Doug Rauch, o ex-presidente da rede americana de
mercados Trader Joe’s, está estudando pesquisas que mostram que alimentos além
de seu prazo de validade frequentemente ainda são seguros para consumo. Rauch
planeja abrir o Daily Table em Boston, no mês que vem, uma organização sem fins
lucrativos que estocará alimentos além do prazo de validade ou com embalagens
danificadas para venda para pessoas carentes.
O Estado de Massachusetts está exigindo que
qualquer instituição que jogue fora mais de uma tonelada de alimentos por
semana o use para compostagem. Uma regra semelhante entrará em vigor no ano que
vem em Nova York. Diferente dos aterros sanitários, o alimento que se decompõe
na compostagem não produz metano, porque o oxigênio está presente.

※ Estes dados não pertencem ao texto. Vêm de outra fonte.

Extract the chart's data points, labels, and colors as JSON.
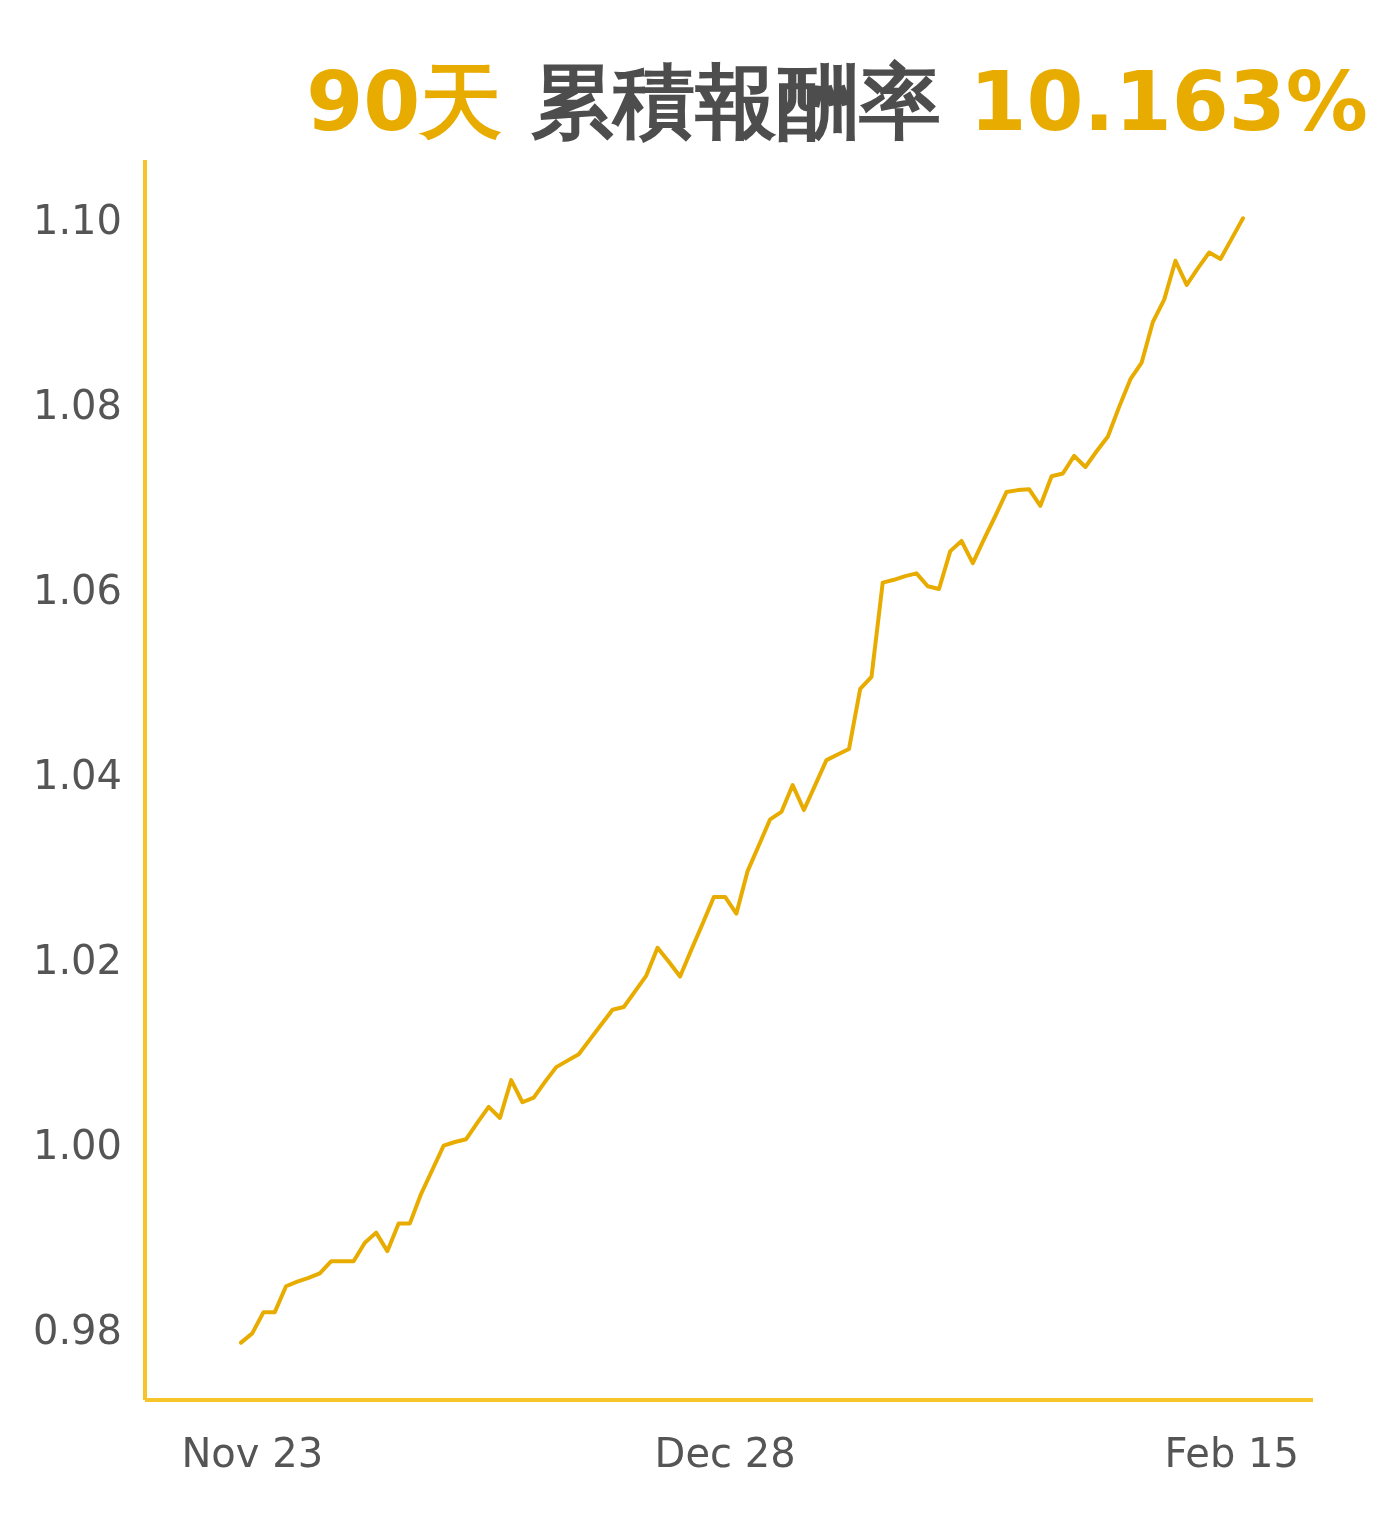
{
  "chart_data": {
    "type": "line",
    "title": "90天 累積報酬率 10.163%",
    "ylim": [
      0.9724,
      1.1065
    ],
    "yticks": [
      {
        "value": 0.98,
        "label": "0.98"
      },
      {
        "value": 1.0,
        "label": "1.00"
      },
      {
        "value": 1.02,
        "label": "1.02"
      },
      {
        "value": 1.04,
        "label": "1.04"
      },
      {
        "value": 1.06,
        "label": "1.06"
      },
      {
        "value": 1.08,
        "label": "1.08"
      },
      {
        "value": 1.1,
        "label": "1.10"
      }
    ],
    "categories": [
      null,
      "Nov 23",
      null,
      null,
      null,
      null,
      null,
      null,
      null,
      null,
      null,
      null,
      null,
      null,
      null,
      null,
      null,
      null,
      null,
      null,
      null,
      null,
      null,
      null,
      null,
      null,
      null,
      null,
      null,
      null,
      null,
      null,
      null,
      null,
      null,
      null,
      null,
      null,
      null,
      null,
      null,
      null,
      null,
      "Dec 28",
      null,
      null,
      null,
      null,
      null,
      null,
      null,
      null,
      null,
      null,
      null,
      null,
      null,
      null,
      null,
      null,
      null,
      null,
      null,
      null,
      null,
      null,
      null,
      null,
      null,
      null,
      null,
      null,
      null,
      null,
      null,
      null,
      null,
      null,
      null,
      null,
      null,
      null,
      null,
      null,
      null,
      null,
      null,
      null,
      "Feb 15",
      null
    ],
    "series": [
      {
        "color": "#e8ac00",
        "values": [
          0.9786,
          0.9796,
          0.9819,
          0.9819,
          0.9847,
          0.9852,
          0.9856,
          0.9861,
          0.9874,
          0.9874,
          0.9874,
          0.9894,
          0.9905,
          0.9885,
          0.9915,
          0.9915,
          0.9947,
          0.9973,
          0.9999,
          1.0003,
          1.0006,
          1.0024,
          1.0041,
          1.0029,
          1.007,
          1.0046,
          1.0051,
          1.0068,
          1.0084,
          1.0091,
          1.0098,
          1.0114,
          1.013,
          1.0146,
          1.0149,
          1.0166,
          1.0183,
          1.0213,
          1.0198,
          1.0182,
          1.0211,
          1.0239,
          1.0268,
          1.0268,
          1.025,
          1.0296,
          1.0324,
          1.0352,
          1.036,
          1.0389,
          1.0362,
          1.0389,
          1.0416,
          1.0422,
          1.0428,
          1.0493,
          1.0506,
          1.0608,
          1.0611,
          1.0615,
          1.0618,
          1.0604,
          1.0601,
          1.0642,
          1.0653,
          1.0629,
          1.0655,
          1.068,
          1.0706,
          1.0708,
          1.0709,
          1.0691,
          1.0723,
          1.0726,
          1.0745,
          1.0733,
          1.075,
          1.0766,
          1.0798,
          1.0828,
          1.0846,
          1.089,
          1.0914,
          1.0956,
          1.093,
          1.0948,
          1.0965,
          1.0958,
          1.098,
          1.1002
        ]
      }
    ]
  }
}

Na Grécia, a crise econômica também promoveu um
novo foco no lixo. Um grupo no país deu início a um centro online, para ajudar
pequenas lojas com excesso de alimentos a contatarem pessoas carentes nas
proximidades, disse O’Connor, da Bio Intelligence, que está trabalhando no
Fusions, um esforço para redução do desperdício de alimentos financiado pela
União Europeia. A união deseja reduzir pela metade o desperdício de alimentos
até 2020.
No Reino Unido, onde mais da metade das
autoridades locais coleta lixo alimentar para compostagem, também está
investindo em biodigestores, que usam lixo orgânico para gerar energia.
Um dos maiores desafios atuais é o alimento estar
ligado de modo inseparável à cultura, consequentemente tocando em questões
emocionais difíceis de mudar. “Trabalhar na questão do desperdício de alimentos
é muito delicado”, disse Fanny Demassieux, chefe da unidade responsável pelo
consumo do PNUMA.
“A ideia é não ser invasivo e dizer às pessoas o
que fazer”, ela disse. “É apenas explicar para elas que, provavelmente, elas
estão desperdiçando mais alimentos do que imaginam.”